The time the lowest error is occurring around r = 0.73, which would make sense as some element of defence has already been accounted for in ERA (with runs scoring via errors being removed).

Baseball-Reference
I ran the same model as before but used the WAR values from Baseball-Reference. B-Ref lists dWAR values for each season so there was no need for me to calculate them.

For both these models (R/9 and ERA) the regression modelling suggests that defensive WAR is undervalued with the lowest error models being r =1.18 and r = 1.13 respectively. This is interesting as the Baseball-Reference method of calculating pitching WAR has a factor for team defence.
These results aren’t entirely surprising. Defensive WAR is not a truth revealed from on high; it was designed (by very capable sabermetricians) with full knowledge of the fact that it improved the overall understanding of runs allowed. See the difference between the no defence models (r = 0) and default, all the models are better with some accounting for defence. But none of them have claimed that it is perfect and that is why they are constantly evolving.
The coefficients which translate defensive play into runs weren’t chosen arbitrarily or from a random number generator, but rather calibrated with at least some attention given to their resulting models’ ability to fit things like ERA and R/9. For this reason, we shouldn’t be surprised to find that these defensive metrics are well-suited to predicting them.
This is by no means saying that FanGraphs’ or Baseball-Reference’s defensive metrics are inaccurate as removing the defensive element made the models much worse in all occasions. It is just a matter of scaling. This is a very simple piece of analysis to see how well these are calibrated within their own framework and if I were to come up with a more definite split suggestion, this would need further investigation of how the pitching and defensive WAR are calculated.
What it may show is that teams might be working off a slightly different distribution of wins than these models, unlike what we saw with the replacement level checks.

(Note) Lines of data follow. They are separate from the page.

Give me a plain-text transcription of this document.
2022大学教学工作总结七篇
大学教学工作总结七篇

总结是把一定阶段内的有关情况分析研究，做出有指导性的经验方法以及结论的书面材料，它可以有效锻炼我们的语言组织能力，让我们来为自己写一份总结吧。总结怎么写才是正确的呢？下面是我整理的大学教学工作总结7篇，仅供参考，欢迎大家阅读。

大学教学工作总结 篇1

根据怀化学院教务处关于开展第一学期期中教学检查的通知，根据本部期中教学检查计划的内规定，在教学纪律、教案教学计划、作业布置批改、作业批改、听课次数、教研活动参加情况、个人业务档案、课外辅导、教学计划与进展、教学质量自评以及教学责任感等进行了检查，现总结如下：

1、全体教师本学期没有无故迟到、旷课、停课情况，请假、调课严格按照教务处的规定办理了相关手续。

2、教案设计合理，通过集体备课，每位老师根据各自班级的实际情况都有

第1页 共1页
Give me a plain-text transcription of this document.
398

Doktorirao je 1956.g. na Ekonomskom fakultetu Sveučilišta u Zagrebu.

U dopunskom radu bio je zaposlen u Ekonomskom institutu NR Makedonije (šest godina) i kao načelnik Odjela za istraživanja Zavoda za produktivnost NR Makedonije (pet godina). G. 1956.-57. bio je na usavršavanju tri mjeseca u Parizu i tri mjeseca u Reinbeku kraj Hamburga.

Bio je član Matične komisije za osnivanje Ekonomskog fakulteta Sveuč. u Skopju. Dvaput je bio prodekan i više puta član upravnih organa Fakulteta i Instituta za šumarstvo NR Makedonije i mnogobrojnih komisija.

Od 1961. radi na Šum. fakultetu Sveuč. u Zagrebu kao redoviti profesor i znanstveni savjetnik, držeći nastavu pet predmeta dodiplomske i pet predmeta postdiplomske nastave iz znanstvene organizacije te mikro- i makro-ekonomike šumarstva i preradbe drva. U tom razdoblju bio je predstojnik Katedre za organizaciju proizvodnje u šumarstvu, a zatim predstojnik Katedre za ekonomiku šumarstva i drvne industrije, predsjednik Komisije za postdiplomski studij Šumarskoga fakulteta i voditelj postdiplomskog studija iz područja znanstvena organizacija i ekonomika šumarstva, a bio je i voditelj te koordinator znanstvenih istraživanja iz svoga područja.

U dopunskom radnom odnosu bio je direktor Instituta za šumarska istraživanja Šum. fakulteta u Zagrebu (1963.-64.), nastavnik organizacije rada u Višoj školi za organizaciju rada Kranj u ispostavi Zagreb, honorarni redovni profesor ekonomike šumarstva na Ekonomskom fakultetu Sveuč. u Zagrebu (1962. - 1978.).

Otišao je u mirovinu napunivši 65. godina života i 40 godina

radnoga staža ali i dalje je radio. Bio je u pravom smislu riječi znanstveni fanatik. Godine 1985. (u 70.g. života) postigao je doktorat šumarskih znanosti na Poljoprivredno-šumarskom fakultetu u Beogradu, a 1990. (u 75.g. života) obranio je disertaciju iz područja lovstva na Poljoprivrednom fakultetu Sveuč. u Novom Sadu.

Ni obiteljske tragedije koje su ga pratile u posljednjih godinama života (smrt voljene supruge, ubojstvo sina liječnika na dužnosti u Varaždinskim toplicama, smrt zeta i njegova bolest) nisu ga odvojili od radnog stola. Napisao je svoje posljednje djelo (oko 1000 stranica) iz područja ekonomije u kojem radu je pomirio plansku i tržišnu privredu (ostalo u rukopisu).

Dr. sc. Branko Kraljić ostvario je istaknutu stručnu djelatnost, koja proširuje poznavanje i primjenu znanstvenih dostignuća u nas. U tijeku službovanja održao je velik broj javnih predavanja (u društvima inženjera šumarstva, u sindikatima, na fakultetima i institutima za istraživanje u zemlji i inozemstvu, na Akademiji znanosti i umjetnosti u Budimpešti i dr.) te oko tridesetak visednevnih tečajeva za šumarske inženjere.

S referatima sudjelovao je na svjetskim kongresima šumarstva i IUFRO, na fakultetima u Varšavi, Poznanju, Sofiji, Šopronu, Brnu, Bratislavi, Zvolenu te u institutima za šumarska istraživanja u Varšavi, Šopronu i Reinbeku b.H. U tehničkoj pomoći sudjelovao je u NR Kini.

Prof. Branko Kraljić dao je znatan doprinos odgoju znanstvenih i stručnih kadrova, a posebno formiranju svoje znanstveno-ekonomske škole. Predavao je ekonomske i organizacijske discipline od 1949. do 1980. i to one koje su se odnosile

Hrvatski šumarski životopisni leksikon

“In theory, a run saved is a run scored”
I’ve been thinking about this quite a bit recently, and the more I do, the more skeptical I become of the assumption. This philosophy, for me, competes with the idea that the run scoring environment must impact how valuable either of these actions are.
To research this, I got game results data for 2010-2018. For every score, I tried to determine what was most predictive of each team’s runs.
For example, a single row might look like this:
– Team A plays Team B in 2014.
– Team A averaged 4.5 runs scored per game in 2014
– Team B averaged 5.2 runs allowed per game in 2014.
– Team A scores 5 runs in this game.
– Conclusion (with a very slight degree of confidence): Team B’s pitching and defense are more predictive of Team A’s run scoring than Team A’s historic run scoring. In other words, runs are more dependent on and better predicted by “run prevention” capabilities than “run creation” capabilities.
Over the nine year sample, I found that 52.5% of all scores were better predicted by the “run preventors” than the “run scorers” (note: this analysis was done without controlling for home/road splits, lineups, starting pitchers or weather but I believer this noise should get drowned out across the sample). This difference held true year-to-year, with this value (in favor of preventors) fluctuating between 51.6% (2013) and 53.5% (2012)
If valid, do you think this research suggests that perhaps our 57:43 split undervalues either pitching or defense or both?